Die Charaktere sind sehr unterschiedlich skizziert, haben alle ihre Eigenheiten und wirken dadurch sehr lebensecht und authentisch. Ella ist eine sympathische Frau, die allerdings zu Beginn auch noch sehr naiv wirkt aufgrund ihres Alters. Sie liebt ihren Ehemann von Herzen, obwohl sie sich kurz nach der Hochzeit eingestehen muss, dass sie sich so gut wie gar nicht richtig kennen. Doch Ella erlebt während des Romans eine erstaunliche Entwicklung, sie beginnt, Dinge zu hinterfragen und verfolgt hartnäckig die Antwort auf ihre Fragen. Dabei erfährt sie überraschenderweise Hilfe von ihr teilweise nur flüchtig bekannten Menschen, aber auch von ihrer Freundin Rike. Rike ist eine typische Berliner Pflanze, fühlt sie sich unbeobachtet, redet sie mit Berliner Schnauze, ansonsten ist sie sehr darauf bedacht, sich überall ihren Vorteil zu sichern und sich einen Platz in den wohlhabenden Kreisen zu erobern. Manchmal gewinnt man den Eindruck, sie würde Ella nur ausnutzen, doch im entscheidenden Augenblick ist auf Rike Verlass, und das ist unbezahlbar. Auch die Reichen werden Rike egal, als sie auf die wahre Liebe trifft. Jobst ist ein unsteter Mann, der Ella zwar wirklich liebt, der aber auch seine Geheimnisse mit sich herumträgt und an einer Schuld trägt, über die er nicht spricht, sich aber mit  Drogen Erleichterung verschafft. Man weiß nie, wie er im nächsten Moment reagieren wird, was einiges an Spannung erzeugt. Viktoria ist eine missgünstige und hochmütige Person, die mit ihrem eigenen Ehemann große Probleme hat, so dass sie anderen ihr Glück nicht gönnt. Doch leider ist sie nicht clever genug, um ihre Trümpfe auszuspielen. Gleichzeitig ist Viktoria aber auch einer der spannendsten Charaktere in diesem Roman, denn durch ihr Verhalten gibt es einige interessante Wendungen innerhalb und außerhalb der Familie, die recht bedeutsam sind. Auch die anderen Protagonisten tragen mit ihren kleinen Episoden und ihrem Verhalten zu der opulenten Handlung dieses Romans bei.

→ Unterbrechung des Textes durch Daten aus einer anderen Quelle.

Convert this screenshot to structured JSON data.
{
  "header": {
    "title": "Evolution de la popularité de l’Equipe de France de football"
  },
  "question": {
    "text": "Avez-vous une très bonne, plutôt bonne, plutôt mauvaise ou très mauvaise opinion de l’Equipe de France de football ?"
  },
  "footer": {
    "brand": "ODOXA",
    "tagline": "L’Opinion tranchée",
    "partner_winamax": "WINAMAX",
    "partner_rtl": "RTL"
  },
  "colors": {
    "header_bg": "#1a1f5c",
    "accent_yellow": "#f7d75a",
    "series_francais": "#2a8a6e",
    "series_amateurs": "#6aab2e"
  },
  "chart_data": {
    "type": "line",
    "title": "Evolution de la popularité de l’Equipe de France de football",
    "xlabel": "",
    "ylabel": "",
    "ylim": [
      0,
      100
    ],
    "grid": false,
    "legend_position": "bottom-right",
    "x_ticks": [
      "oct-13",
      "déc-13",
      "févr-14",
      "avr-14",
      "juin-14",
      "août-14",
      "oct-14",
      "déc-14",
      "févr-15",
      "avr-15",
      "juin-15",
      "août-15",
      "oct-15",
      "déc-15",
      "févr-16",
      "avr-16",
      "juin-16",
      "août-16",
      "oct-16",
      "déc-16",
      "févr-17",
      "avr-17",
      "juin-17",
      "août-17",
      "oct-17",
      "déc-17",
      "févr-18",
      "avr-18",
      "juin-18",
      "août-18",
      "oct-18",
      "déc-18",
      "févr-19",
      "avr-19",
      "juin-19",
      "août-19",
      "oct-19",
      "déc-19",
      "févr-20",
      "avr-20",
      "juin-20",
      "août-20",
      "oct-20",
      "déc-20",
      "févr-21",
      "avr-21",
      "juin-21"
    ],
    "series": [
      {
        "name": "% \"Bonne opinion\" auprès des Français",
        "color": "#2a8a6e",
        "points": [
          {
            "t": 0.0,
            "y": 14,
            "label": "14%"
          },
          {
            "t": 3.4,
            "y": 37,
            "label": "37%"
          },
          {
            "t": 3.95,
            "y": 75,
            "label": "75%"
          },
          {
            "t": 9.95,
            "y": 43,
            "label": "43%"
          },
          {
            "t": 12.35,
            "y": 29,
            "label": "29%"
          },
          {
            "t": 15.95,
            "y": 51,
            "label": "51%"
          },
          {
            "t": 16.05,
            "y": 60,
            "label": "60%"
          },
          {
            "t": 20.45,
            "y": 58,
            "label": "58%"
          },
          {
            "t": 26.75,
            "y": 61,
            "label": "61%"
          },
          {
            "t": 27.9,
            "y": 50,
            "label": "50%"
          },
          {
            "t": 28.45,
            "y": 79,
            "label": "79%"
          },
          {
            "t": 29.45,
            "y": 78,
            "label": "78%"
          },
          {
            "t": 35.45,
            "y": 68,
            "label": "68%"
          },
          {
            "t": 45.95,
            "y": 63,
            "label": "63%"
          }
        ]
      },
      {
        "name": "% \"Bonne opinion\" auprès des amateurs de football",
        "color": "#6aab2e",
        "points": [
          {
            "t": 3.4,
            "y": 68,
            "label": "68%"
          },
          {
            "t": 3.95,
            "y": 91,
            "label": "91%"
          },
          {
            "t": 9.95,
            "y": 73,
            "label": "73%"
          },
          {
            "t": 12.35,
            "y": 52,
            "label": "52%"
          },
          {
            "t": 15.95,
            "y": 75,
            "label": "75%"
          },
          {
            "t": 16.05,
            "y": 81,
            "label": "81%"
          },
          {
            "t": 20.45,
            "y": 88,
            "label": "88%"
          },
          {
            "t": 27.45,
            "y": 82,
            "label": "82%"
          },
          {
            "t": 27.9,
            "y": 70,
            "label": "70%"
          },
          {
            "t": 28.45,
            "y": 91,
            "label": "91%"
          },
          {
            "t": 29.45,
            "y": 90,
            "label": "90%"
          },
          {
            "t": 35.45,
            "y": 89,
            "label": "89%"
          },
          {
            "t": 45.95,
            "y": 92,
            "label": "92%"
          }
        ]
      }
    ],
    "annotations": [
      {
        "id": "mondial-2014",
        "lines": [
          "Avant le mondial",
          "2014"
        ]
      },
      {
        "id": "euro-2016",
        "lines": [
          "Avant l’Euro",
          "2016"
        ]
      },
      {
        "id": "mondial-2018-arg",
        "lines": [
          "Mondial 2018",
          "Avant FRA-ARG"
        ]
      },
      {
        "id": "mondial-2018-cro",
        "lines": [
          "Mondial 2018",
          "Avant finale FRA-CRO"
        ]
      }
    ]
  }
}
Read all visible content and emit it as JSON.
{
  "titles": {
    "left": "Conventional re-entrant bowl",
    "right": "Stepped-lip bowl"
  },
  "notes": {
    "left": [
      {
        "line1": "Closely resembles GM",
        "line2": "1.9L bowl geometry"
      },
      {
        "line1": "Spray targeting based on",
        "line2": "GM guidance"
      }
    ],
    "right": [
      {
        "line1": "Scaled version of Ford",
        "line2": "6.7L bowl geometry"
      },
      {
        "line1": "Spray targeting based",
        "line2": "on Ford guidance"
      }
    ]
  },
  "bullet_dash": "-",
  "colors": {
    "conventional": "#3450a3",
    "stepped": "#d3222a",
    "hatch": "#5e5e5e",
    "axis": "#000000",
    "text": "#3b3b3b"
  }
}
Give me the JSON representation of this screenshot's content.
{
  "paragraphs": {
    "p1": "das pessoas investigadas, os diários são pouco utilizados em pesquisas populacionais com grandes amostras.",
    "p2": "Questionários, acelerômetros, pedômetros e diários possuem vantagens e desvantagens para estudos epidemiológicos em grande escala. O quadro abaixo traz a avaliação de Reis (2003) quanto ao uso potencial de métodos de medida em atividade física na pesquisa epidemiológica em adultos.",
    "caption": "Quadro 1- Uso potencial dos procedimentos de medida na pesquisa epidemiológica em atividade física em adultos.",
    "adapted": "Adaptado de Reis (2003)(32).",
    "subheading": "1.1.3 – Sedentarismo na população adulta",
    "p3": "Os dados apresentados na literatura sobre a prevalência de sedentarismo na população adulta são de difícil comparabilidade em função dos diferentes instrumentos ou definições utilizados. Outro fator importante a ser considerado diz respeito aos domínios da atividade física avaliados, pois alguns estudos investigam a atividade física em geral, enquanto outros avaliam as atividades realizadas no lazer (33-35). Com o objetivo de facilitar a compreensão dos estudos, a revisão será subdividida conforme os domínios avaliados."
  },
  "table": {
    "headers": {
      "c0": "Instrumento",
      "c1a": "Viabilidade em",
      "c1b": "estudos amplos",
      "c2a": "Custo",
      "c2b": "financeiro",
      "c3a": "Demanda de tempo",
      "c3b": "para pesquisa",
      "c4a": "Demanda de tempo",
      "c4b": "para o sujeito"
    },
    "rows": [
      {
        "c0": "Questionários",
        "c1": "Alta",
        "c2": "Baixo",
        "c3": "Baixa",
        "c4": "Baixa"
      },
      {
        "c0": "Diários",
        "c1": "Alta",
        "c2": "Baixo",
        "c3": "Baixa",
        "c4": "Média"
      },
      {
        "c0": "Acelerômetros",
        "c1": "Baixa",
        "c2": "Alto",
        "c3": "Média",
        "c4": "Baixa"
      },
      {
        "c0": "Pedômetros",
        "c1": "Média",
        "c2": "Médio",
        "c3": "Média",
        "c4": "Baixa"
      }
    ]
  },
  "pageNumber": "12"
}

„Spiel der Hoffnung“ ist ein sehr interessanter und spannender Familien- und Gesellschaftsroman in den 20er Jahren, der sowohl historisch als auch fiktiv nichts vermissen lässt und einmal mehr zeigt, dass Heidi Rehn exzellent recherchiert und wunderbare Geschichten erzählen kann, bei denen das Kopfkino keine Pause hat. Man darf gespannt sein auf das nächste Werk der Autorin. Absolute Leseempfehlung!!!